Наутро я намеренно проспала. Лежала, расслабленная, в кровати и лениво следила за стрелкой, приближающейся к отметке начала рабочего дня. Безразлично вспомнила, что отсутствие на работе без уважительной причины является основание для увольнения сотрудника. Да и фиг с ним. Прошедшая ночь, закончившаяся уже под утро, помогла мне окончательно принять решение. Все. Баста, карапузики. Надоело. Не могу я больше видеть этого невозможного мерзавца, этого невыносимого брутального самца, эту зеленоглазую, выворачивающую мне душу скотину и его… тещу, вашу мать-мать-мать! Теща! Ну ладно он – с ним история длительная и запутанная, вернее, давно опутавшая мою душу смутным томлением и зыбкими надеждами, мрачно и безнадежно истребляемыми, но не истребленными до конца. Но мне же так понравилась Алекс! Черт! Да я восхищалась ею все это время. Ловила себя на том, что с удовольствием наблюдаю и впитываю, подобно губке, ее остроты, ее обороты речи, даже мат, который она вплетала в разговор так органично, что убери его – и фраза потеряет пусть не смысл, но тот сумасшедший заряд, ту энергию, что вдохновляла самых инертных и безынициативных коллег. Хотела научиться у нее быть таким же идеальным помощником руководителя, незаменимой во всем. Помощник. Угу. Кто из них по факту оказался помощником? Правильно. Мой нынешний шеф. А на самом деле-то шеф вовсе и не он, а она. Шефиня. Боссиня. Или боссиха? Фу-у-ух. Нет, не собираюсь больше о них думать. Спать буду. Не хочу, но буду. И пусть увольняют – хоть по статье, хоть по собственному. Плевать уже.

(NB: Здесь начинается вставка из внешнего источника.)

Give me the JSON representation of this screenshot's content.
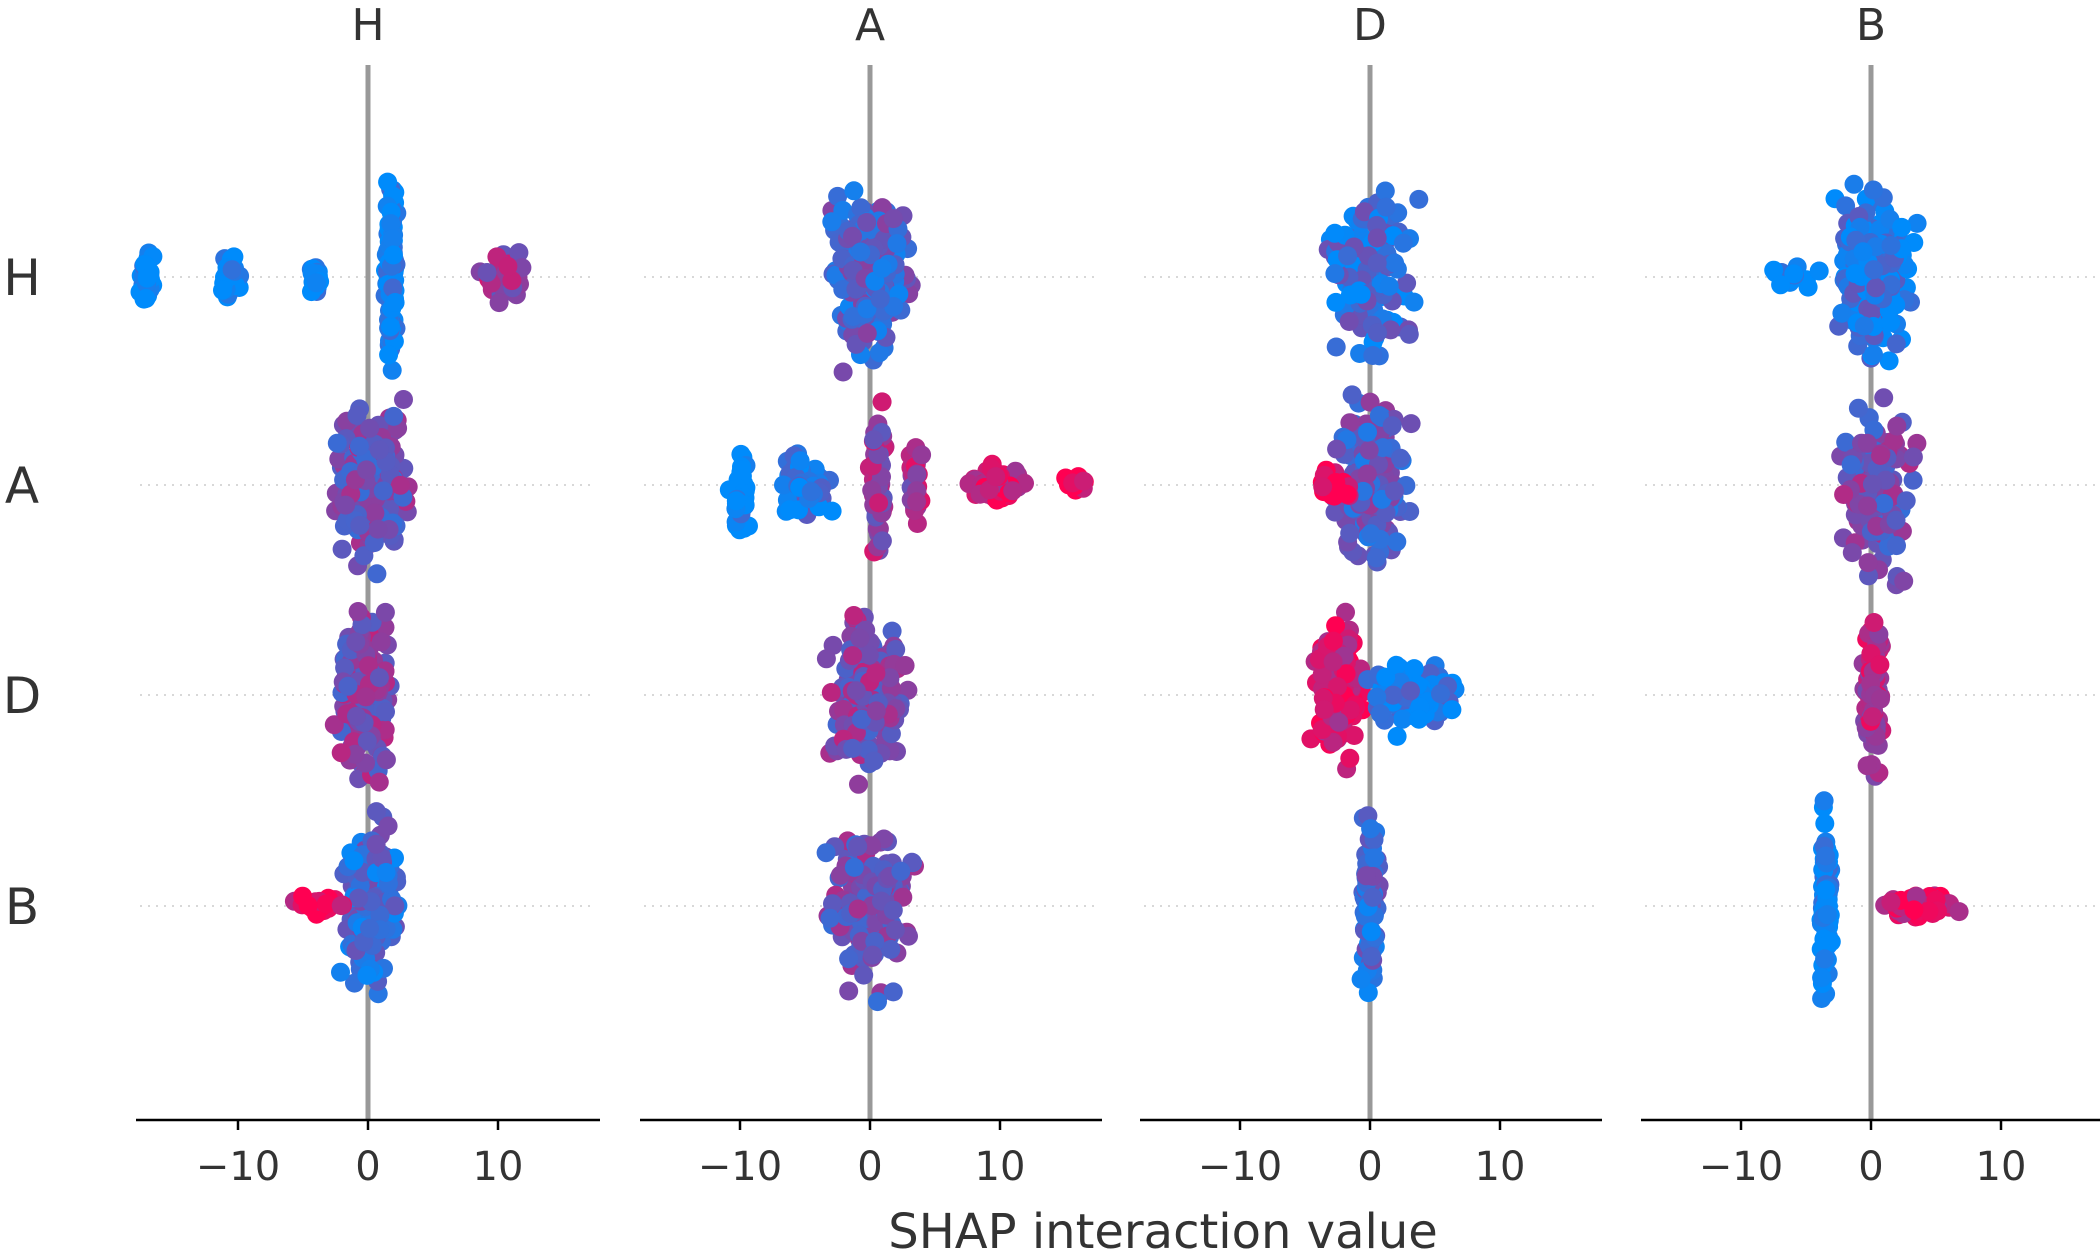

– Та-да-да-дааам, та-да-да-дууум, – взревел мой телефон вступление к 5-й симфонии Бетховена. Такой звонок у меня стоял только на одного человека – господина Шереметьева.

– Так судьба стучится в дверь, – прокомментировала я бессмертное творение великого немца. – Стучит, стучит, а там – свет горит, а дверь никто открывать не спешит, – перефразировала я известную американскую присказку («Lights are on, but nobody’s at home» – типа нашей «Не все дома», о придурковатом человеке). И лениво сбросила вызов.

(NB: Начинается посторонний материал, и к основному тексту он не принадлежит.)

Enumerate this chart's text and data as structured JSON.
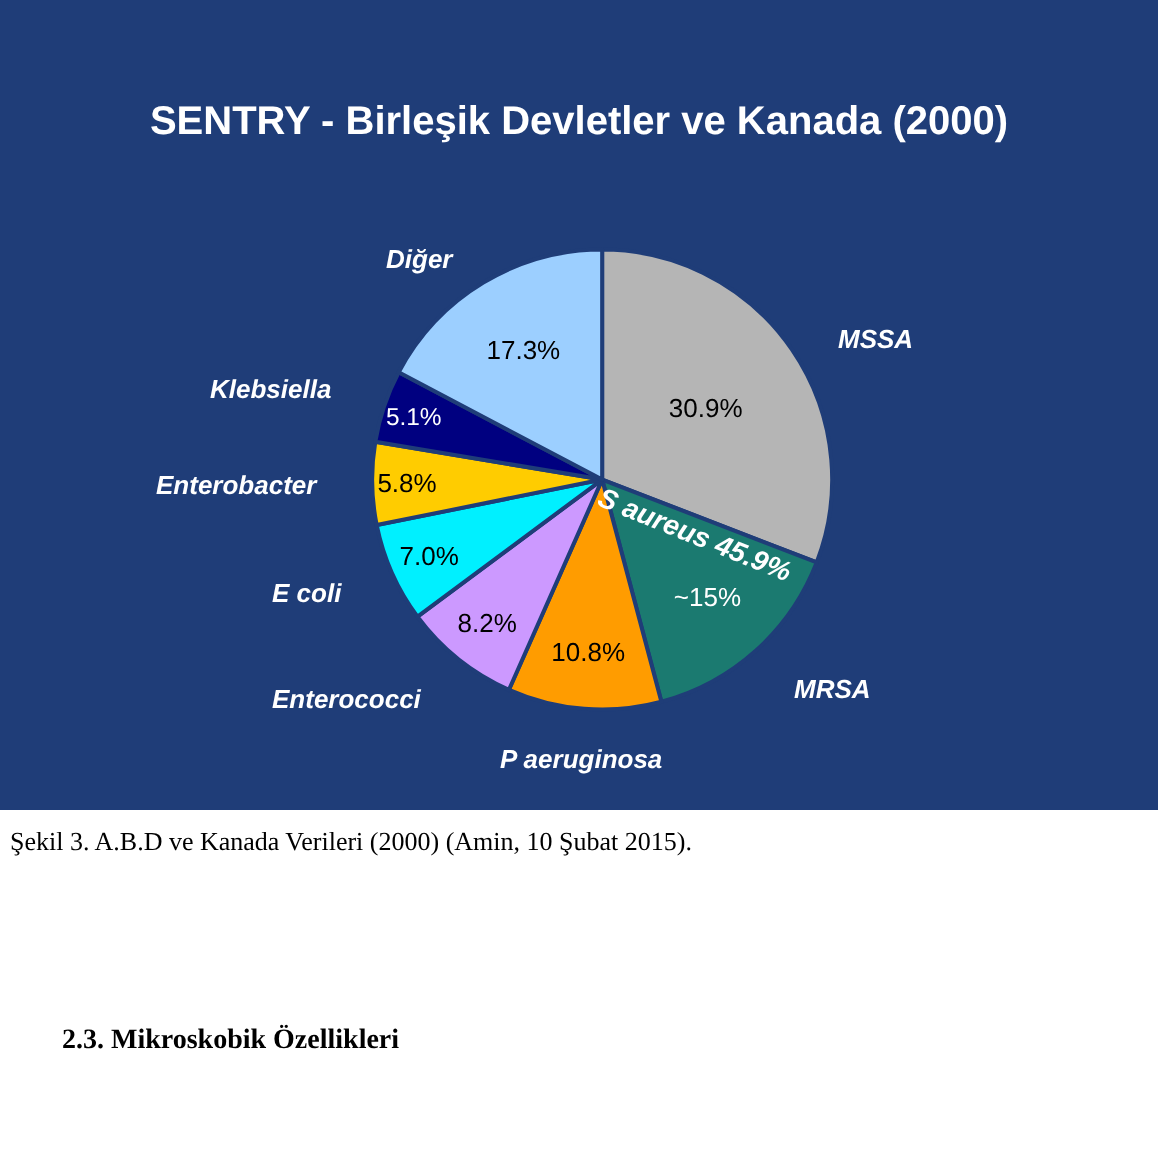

– Ля-ля-ля-ля-ля, я сошла с ума, – передернула я плечами.

Людвиг настаивал. Я безразлично нажимала отбой. И опять нажимала. И опять. И снова сбрасывала. И так раз десять.

– Настырный какой, – вяло удивилась я. – Тебя, может, в туалете утопить?

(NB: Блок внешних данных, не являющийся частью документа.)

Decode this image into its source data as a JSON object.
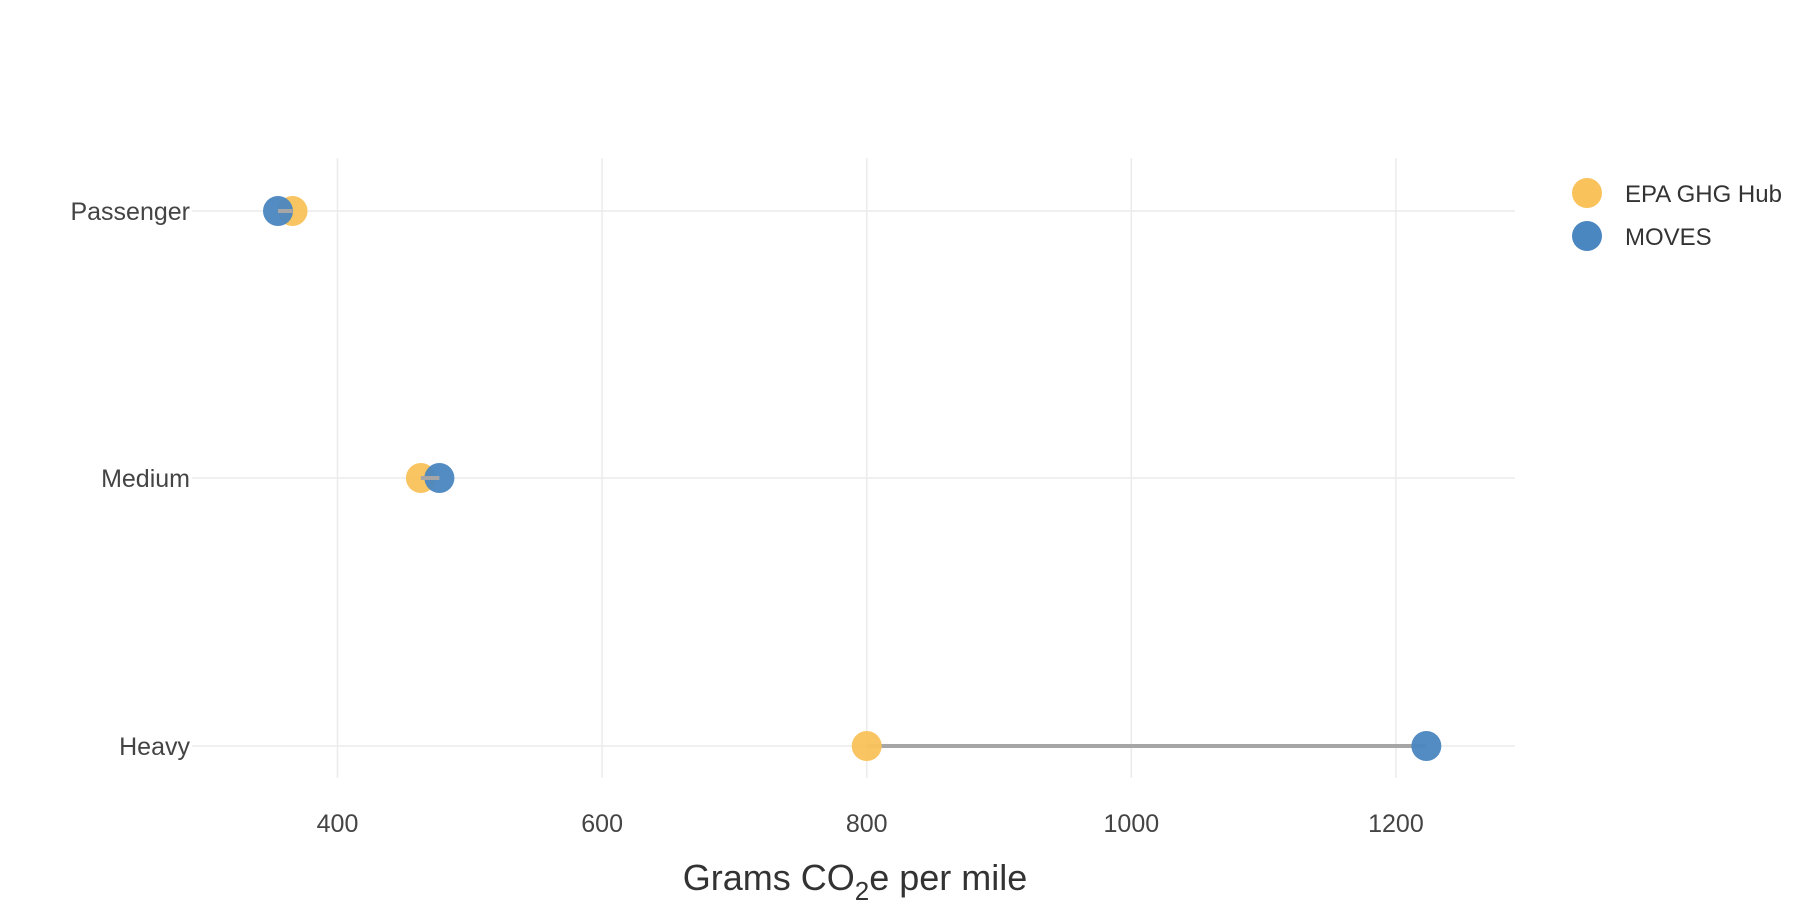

Словно прочувствовав угрозу почить бесславно в льяльных водах, телефон захлебнулся очередным та-да-дамом и испуганно заткнулся наконец. Я сладко потянулась и повернулась на другой бок, твердо намереваясь назло многолетней привычке уснуть и продрыхнуть аж до обеда. А что? Имею право. У меня этот… как его… стресс. Минут двадцать я крутилась и меняла подушку со стороны на сторону, взбрыкивая и поругиваясь от категорического нежелания организма провалиться в бессовестную, бесстыдную негу и гедонизм. Наконец, махнула на все рукой и поплелась в ванную, выйдя из которой узрела обувающегося Дэна в прихожей.